彼は高嶺のヤンキー様(番外編)
◆ワタヌキの有効活用◆


覚悟はしていた。

「こんにちはー瑞希お兄ちゃん!凛が来ましたぁ~!」
「おう!来たか、凛!」

出迎えてくれた瑞希お兄ちゃんは、本日も変わらず笑顔。

だけど若干、ニンマリしていた。

(何かを企んでそうな笑顔・・・)

そう思ったら、愛しいあの方は言った。

「凛、聞いたか!?新年号が、今発表されたんだぜ!」
「え?そうなんですか?何というのですか?」
「あははは!なんてな♪わりぃ、嘘だ!」
「嘘・・・?」
「おう!まだ発表の時間じゃねぇーぜ?」

(やっぱりね・・・)

可愛い笑顔でドヤ顔する相手に、胸がキュン!とする。


「だまされたなぁ~凛?今日は4月バカだぞ~?」

ニヤニヤしながら近寄ると、僕の頭をナデナデする愛しいお人。
完全に、僕をだましたと思ってご機嫌な彼に、あえて僕も合わせてみる。


「もぉ~!ダマすなんてひどいですぅ~!」

「ははは!気づかないで、騙された奴が悪い日なんだぞ~今日は?」

「瑞希お兄ちゃんの意地悪ぅ!」

「わりぃわりぃ!」

(・・・なーんてね。

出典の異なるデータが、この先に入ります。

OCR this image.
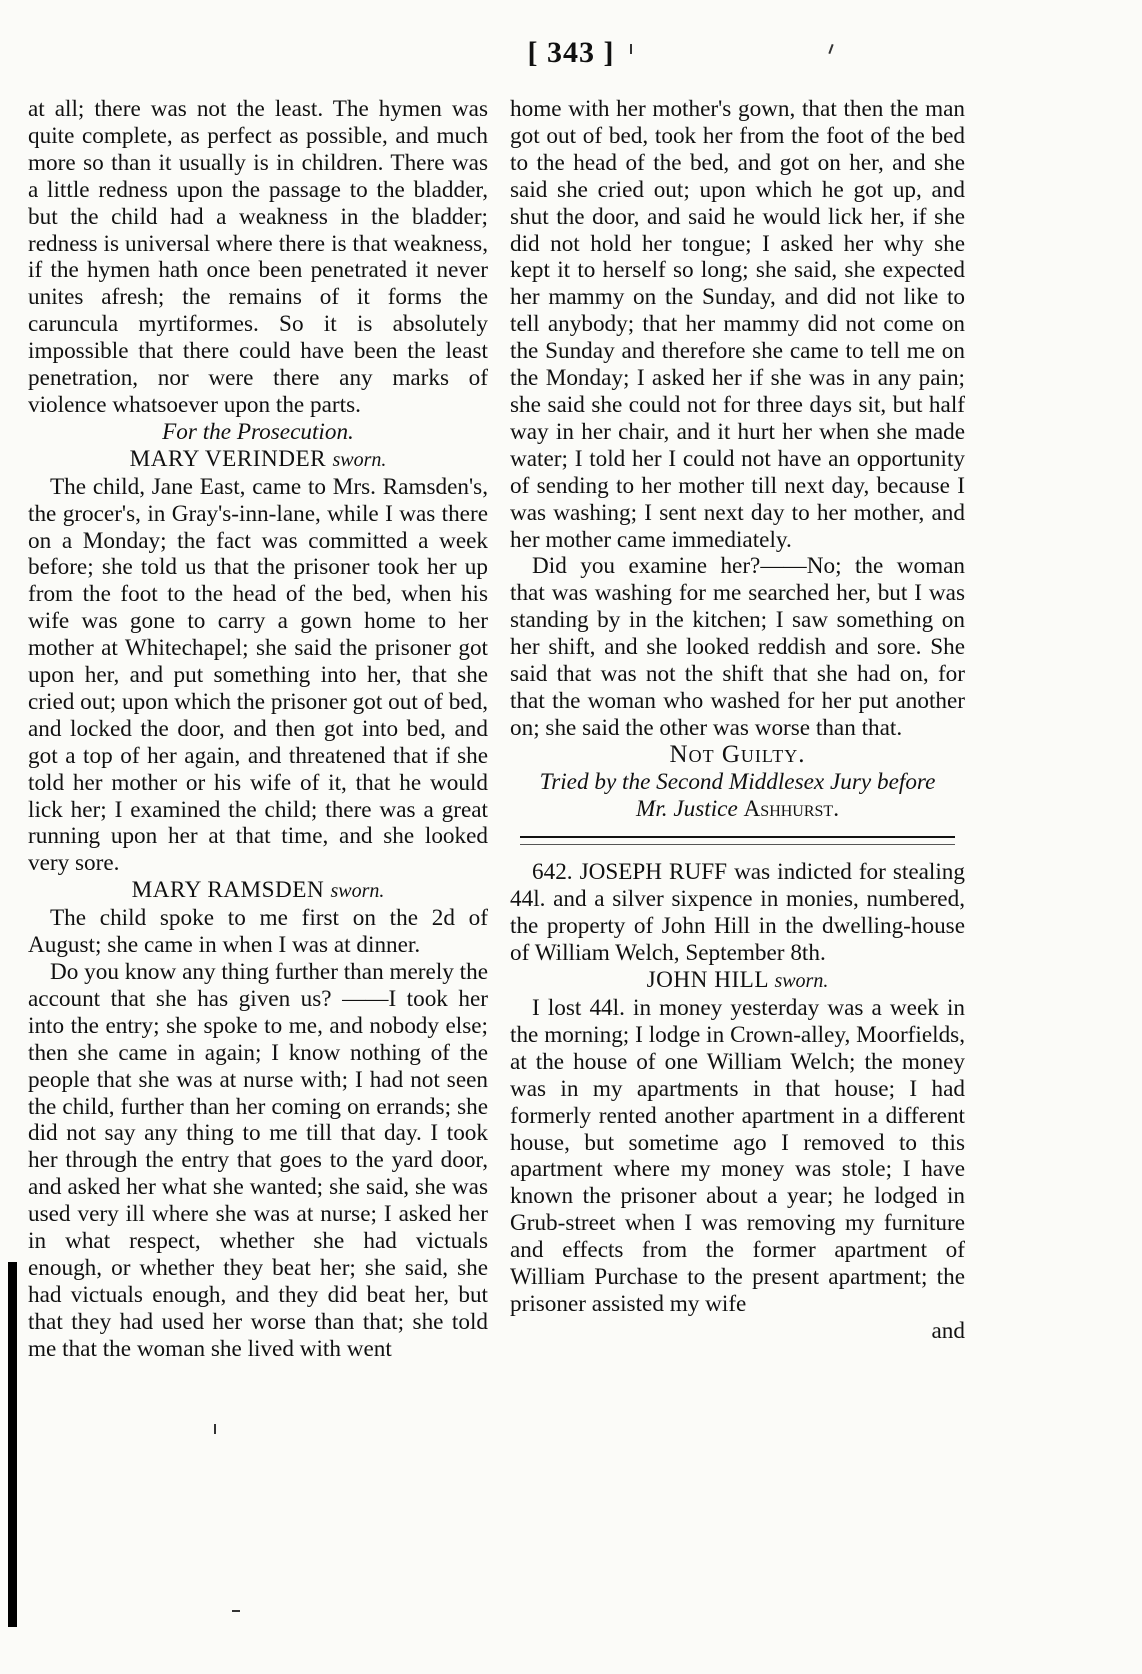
[ 343 ]

at all; there was not the least. The hymen was quite complete, as perfect as possible, and much more so than it usually is in children. There was a little redness upon the passage to the bladder, but the child had a weakness in the bladder; redness is universal where there is that weakness, if the hymen hath once been penetrated it never unites afresh; the remains of it forms the caruncula myrtiformes. So it is absolutely impossible that there could have been the least penetration, nor were there any marks of violence whatsoever upon the parts.

For the Prosecution.

MARY VERINDER sworn.

The child, Jane East, came to Mrs. Ramsden's, the grocer's, in Gray's-inn-lane, while I was there on a Monday; the fact was committed a week before; she told us that the prisoner took her up from the foot to the head of the bed, when his wife was gone to carry a gown home to her mother at Whitechapel; she said the prisoner got upon her, and put something into her, that she cried out; upon which the prisoner got out of bed, and locked the door, and then got into bed, and got a top of her again, and threatened that if she told her mother or his wife of it, that he would lick her; I examined the child; there was a great running upon her at that time, and she looked very sore.

MARY RAMSDEN sworn.

The child spoke to me first on the 2d of August; she came in when I was at dinner.

Do you know any thing further than merely the account that she has given us? ——I took her into the entry; she spoke to me, and nobody else; then she came in again; I know nothing of the people that she was at nurse with; I had not seen the child, further than her coming on errands; she did not say any thing to me till that day. I took her through the entry that goes to the yard door, and asked her what she wanted; she said, she was used very ill where she was at nurse; I asked her in what respect, whether she had victuals enough, or whether they beat her; she said, she had victuals enough, and they did beat her, but that they had used her worse than that; she told me that the woman she lived with went

home with her mother's gown, that then the man got out of bed, took her from the foot of the bed to the head of the bed, and got on her, and she said she cried out; upon which he got up, and shut the door, and said he would lick her, if she did not hold her tongue; I asked her why she kept it to herself so long; she said, she expected her mammy on the Sunday, and did not like to tell anybody; that her mammy did not come on the Sunday and therefore she came to tell me on the Monday; I asked her if she was in any pain; she said she could not for three days sit, but half way in her chair, and it hurt her when she made water; I told her I could not have an opportunity of sending to her mother till next day, because I was washing; I sent next day to her mother, and her mother came immediately.

Did you examine her?——No; the woman that was washing for me searched her, but I was standing by in the kitchen; I saw something on her shift, and she looked reddish and sore. She said that was not the shift that she had on, for that the woman who washed for her put another on; she said the other was worse than that.

Not Guilty.

Tried by the Second Middlesex Jury before

Mr. Justice Ashhurst.

642. JOSEPH RUFF was indicted for stealing 44l. and a silver sixpence in monies, numbered, the property of John Hill in the dwelling-house of William Welch, September 8th.

JOHN HILL sworn.

I lost 44l. in money yesterday was a week in the morning; I lodge in Crown-alley, Moorfields, at the house of one William Welch; the money was in my apartments in that house; I had formerly rented another apartment in a different house, but sometime ago I removed to this apartment where my money was stole; I have known the prisoner about a year; he lodged in Grub-street when I was removing my furniture and effects from the former apartment of William Purchase to the present apartment; the prisoner assisted my wife

and
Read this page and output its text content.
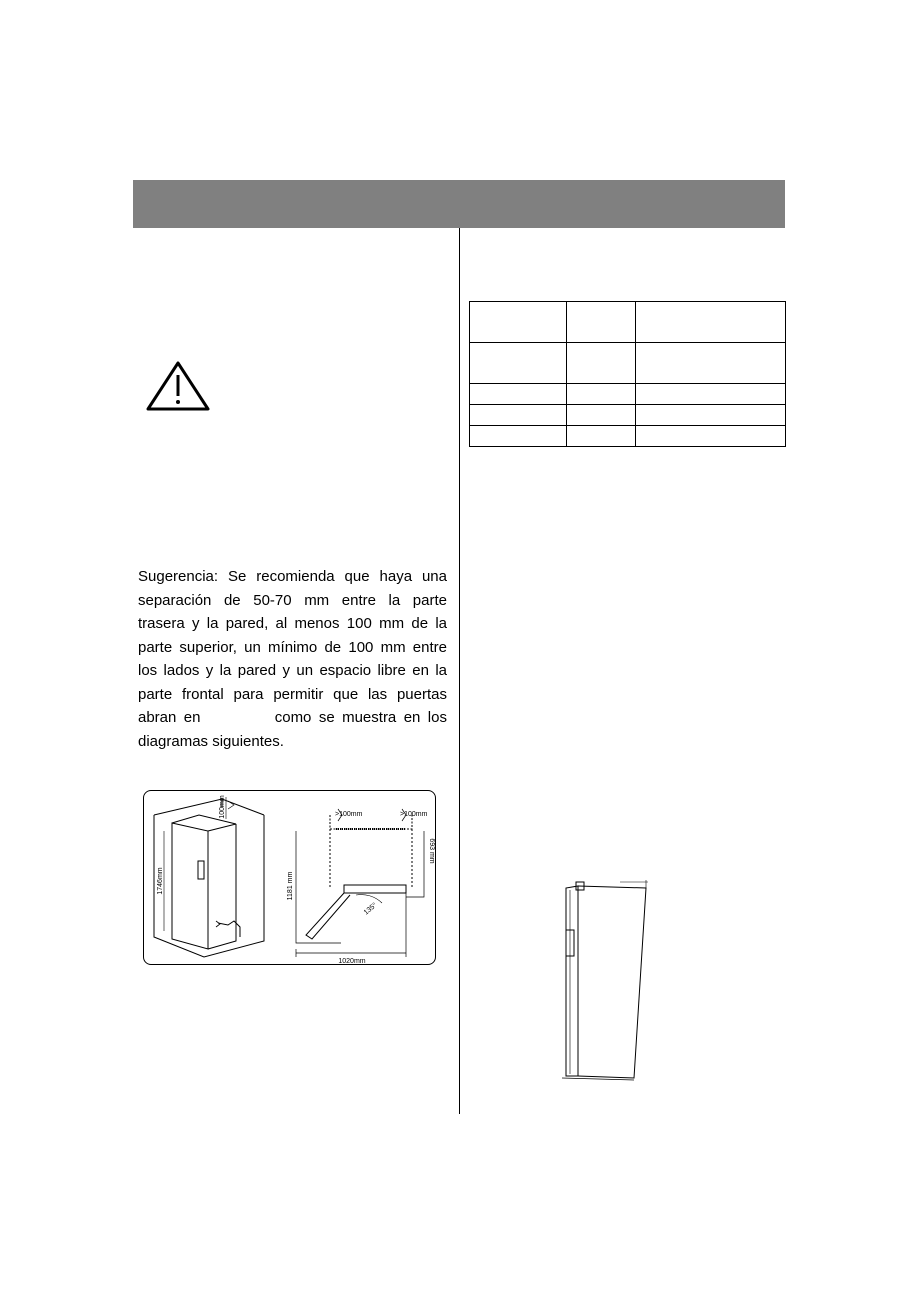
Sugerencia: Se recomienda que haya una
separación de 50-70 mm entre la parte
trasera y la pared, al menos 100 mm de la
parte superior, un mínimo de 100 mm entre
los lados y la pared y un espacio libre en la
parte frontal para permitir que las puertas
abran en          como se muestra en los
diagramas siguientes.
1746mm
100mm	>100mm	>100mm
693 mm
1181 mm
1020mm
135°
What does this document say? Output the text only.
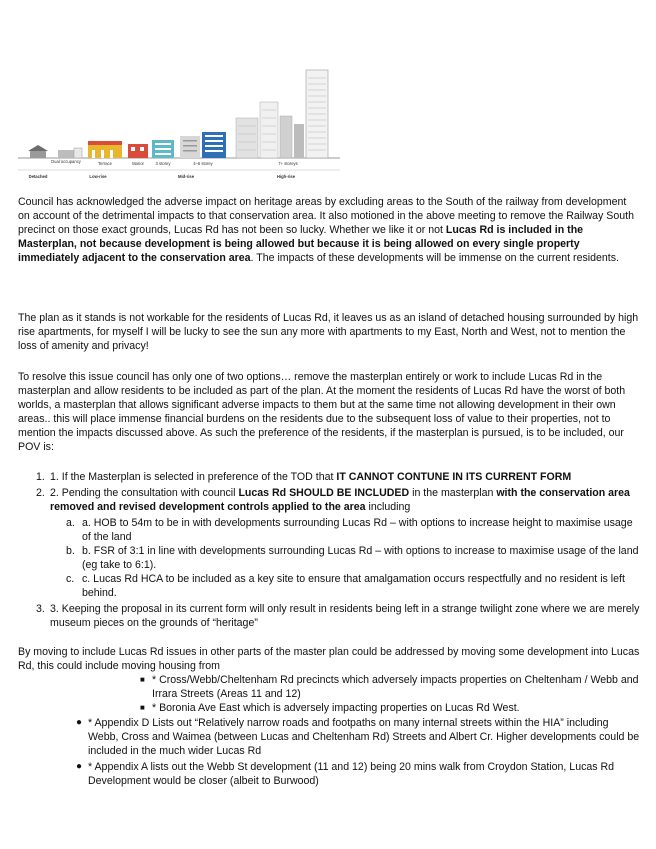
Dual occupancy	Terrace	Manor	3 storey	4–6 storey	7+ storeys
Detached	Low-rise	Mid-rise	High-rise

Council has acknowledged the adverse impact on heritage areas by excluding areas to the South of the railway from development on account of the detrimental impacts to that conservation area. It also motioned in the above meeting to remove the Railway South precinct on those exact grounds, Lucas Rd has not been so lucky. Whether we like it or not Lucas Rd is included in the Masterplan, not because development is being allowed but because it is being allowed on every single property immediately adjacent to the conservation area. The impacts of these developments will be immense on the current residents.

The plan as it stands is not workable for the residents of Lucas Rd, it leaves us as an island of detached housing surrounded by high rise apartments, for myself I will be lucky to see the sun any more with apartments to my East, North and West, not to mention the loss of amenity and privacy!

To resolve this issue council has only one of two options… remove the masterplan entirely or work to include Lucas Rd in the masterplan and allow residents to be included as part of the plan. At the moment the residents of Lucas Rd have the worst of both worlds, a masterplan that allows significant adverse impacts to them but at the same time not allowing development in their own areas.. this will place immense financial burdens on the residents due to the subsequent loss of value to their properties, not to mention the impacts discussed above. As such the preference of the residents, if the masterplan is pursued, is to be included, our POV is:

1. 1. If the Masterplan is selected in preference of the TOD that IT CANNOT CONTUNE IN ITS CURRENT FORM
2. 2. Pending the consultation with council Lucas Rd SHOULD BE INCLUDED in the masterplan with the conservation area removed and revised development controls applied to the area including
a. a. HOB to 54m to be in with developments surrounding Lucas Rd – with options to increase height to maximise usage of the land
b. b. FSR of 3:1 in line with developments surrounding Lucas Rd – with options to increase to maximise usage of the land (eg take to 6:1).
c. c. Lucas Rd HCA to be included as a key site to ensure that amalgamation occurs respectfully and no resident is left behind.
3. 3. Keeping the proposal in its current form will only result in residents being left in a strange twilight zone where we are merely museum pieces on the grounds of “heritage”

By moving to include Lucas Rd issues in other parts of the master plan could be addressed by moving some development into Lucas Rd, this could include moving housing from

■ * Cross/Webb/Cheltenham Rd precincts which adversely impacts properties on Cheltenham / Webb and Irrara Streets (Areas 11 and 12)
■ * Boronia Ave East which is adversely impacting properties on Lucas Rd West.
● * Appendix D Lists out “Relatively narrow roads and footpaths on many internal streets within the HIA” including Webb, Cross and Waimea (between Lucas and Cheltenham Rd) Streets and Albert Cr. Higher developments could be included in the much wider Lucas Rd
● * Appendix A lists out the Webb St development (11 and 12) being 20 mins walk from Croydon Station, Lucas Rd Development would be closer (albeit to Burwood)
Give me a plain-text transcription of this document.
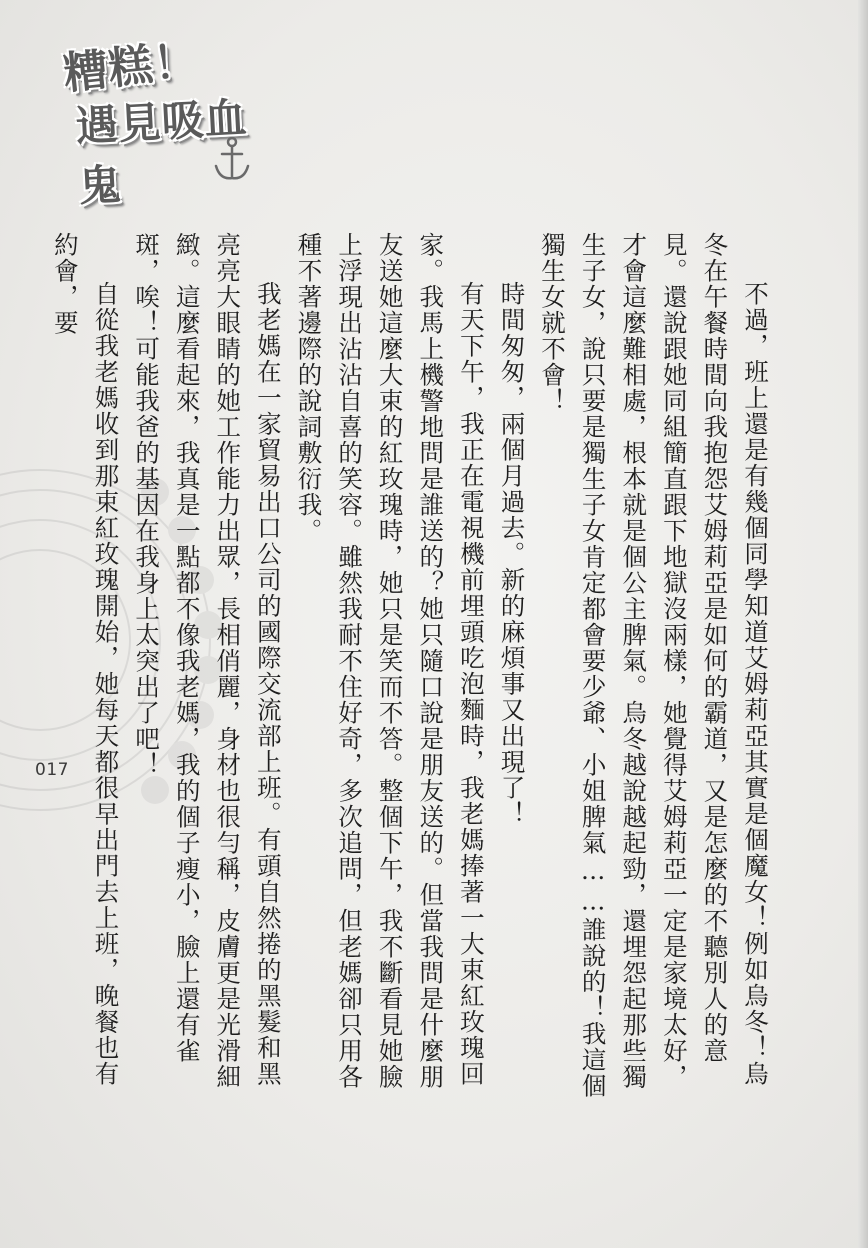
糟糕！
遇見吸血鬼

不過，班上還是有幾個同學知道艾姆莉亞其實是個魔女！例如烏冬！烏冬在午餐時間向我抱怨艾姆莉亞是如何的霸道，又是怎麼的不聽別人的意見。還說跟她同組簡直跟下地獄沒兩樣，她覺得艾姆莉亞一定是家境太好，才會這麼難相處，根本就是個公主脾氣。烏冬越說越起勁，還埋怨起那些獨生子女，說只要是獨生子女肯定都會要少爺、小姐脾氣……誰說的！我這個獨生女就不會！

時間匆匆，兩個月過去。新的麻煩事又出現了！

有天下午，我正在電視機前埋頭吃泡麵時，我老媽捧著一大束紅玫瑰回家。我馬上機警地問是誰送的？她只隨口說是朋友送的。但當我問是什麼朋友送她這麼大束的紅玫瑰時，她只是笑而不答。整個下午，我不斷看見她臉上浮現出沾沾自喜的笑容。雖然我耐不住好奇，多次追問，但老媽卻只用各種不著邊際的說詞敷衍我。

我老媽在一家貿易出口公司的國際交流部上班。有頭自然捲的黑髮和黑亮亮大眼睛的她工作能力出眾，長相俏麗，身材也很勻稱，皮膚更是光滑細緻。這麼看起來，我真是一點都不像我老媽，我的個子瘦小，臉上還有雀斑，唉！可能我爸的基因在我身上太突出了吧！

自從我老媽收到那束紅玫瑰開始，她每天都很早出門去上班，晚餐也有約會，要

017
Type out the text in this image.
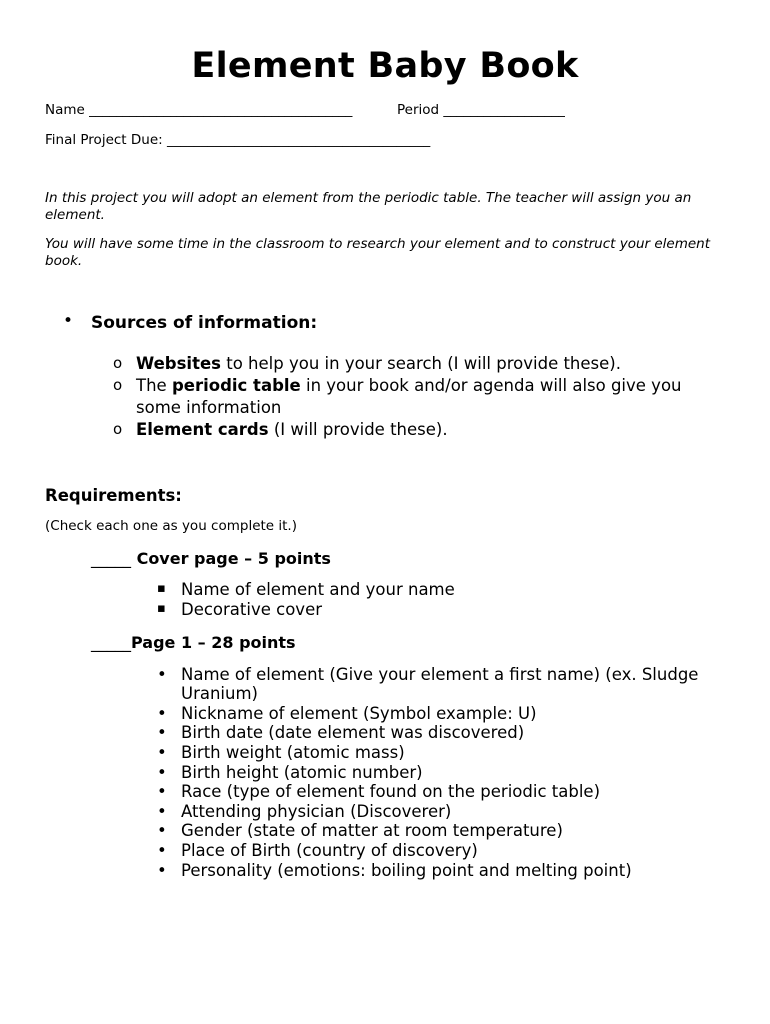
Element Baby Book
Name _______________________________________	Period __________________
Final Project Due: _______________________________________
In this project you will adopt an element from the periodic table. The teacher will assign you an element.
You will have some time in the classroom to research your element and to construct your element book.
• Sources of information:
o Websites to help you in your search (I will provide these).
o The periodic table in your book and/or agenda will also give you
some information
o Element cards (I will provide these).
Requirements:
(Check each one as you complete it.)
_____ Cover page – 5 points
▪ Name of element and your name
▪ Decorative cover
_____Page 1 – 28 points
• Name of element (Give your element a first name) (ex. Sludge
Uranium)
• Nickname of element (Symbol example: U)
• Birth date (date element was discovered)
• Birth weight (atomic mass)
• Birth height (atomic number)
• Race (type of element found on the periodic table)
• Attending physician (Discoverer)
• Gender (state of matter at room temperature)
• Place of Birth (country of discovery)
• Personality (emotions: boiling point and melting point)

)

ご機嫌を取るように、僕の頭やほっぺを撫でまわす瑞希お兄ちゃんを見て思う。

よりによって、4月1日に元号が変わるということで・・・絶対、それ関係の嘘を言うことは予想していた。

だからこそ僕は思っていた。


「嘘つくなんて、ひどいですぅ~!」

「ごめんって~よしよし!機嫌直せよ?」

「お兄ちゃん嫌ーい。もぉ~性質の悪い冗談すぎますよぉー?」

「だから~もうだまさないって?なぁ?」

「約束ですよぉ~?」


(拗ねるふりをして、瑞希お兄ちゃんにビシバシとスキンシップをするチャンスだと!!)


おかげ様で、いつもより甘やかしてもらえた気がしました。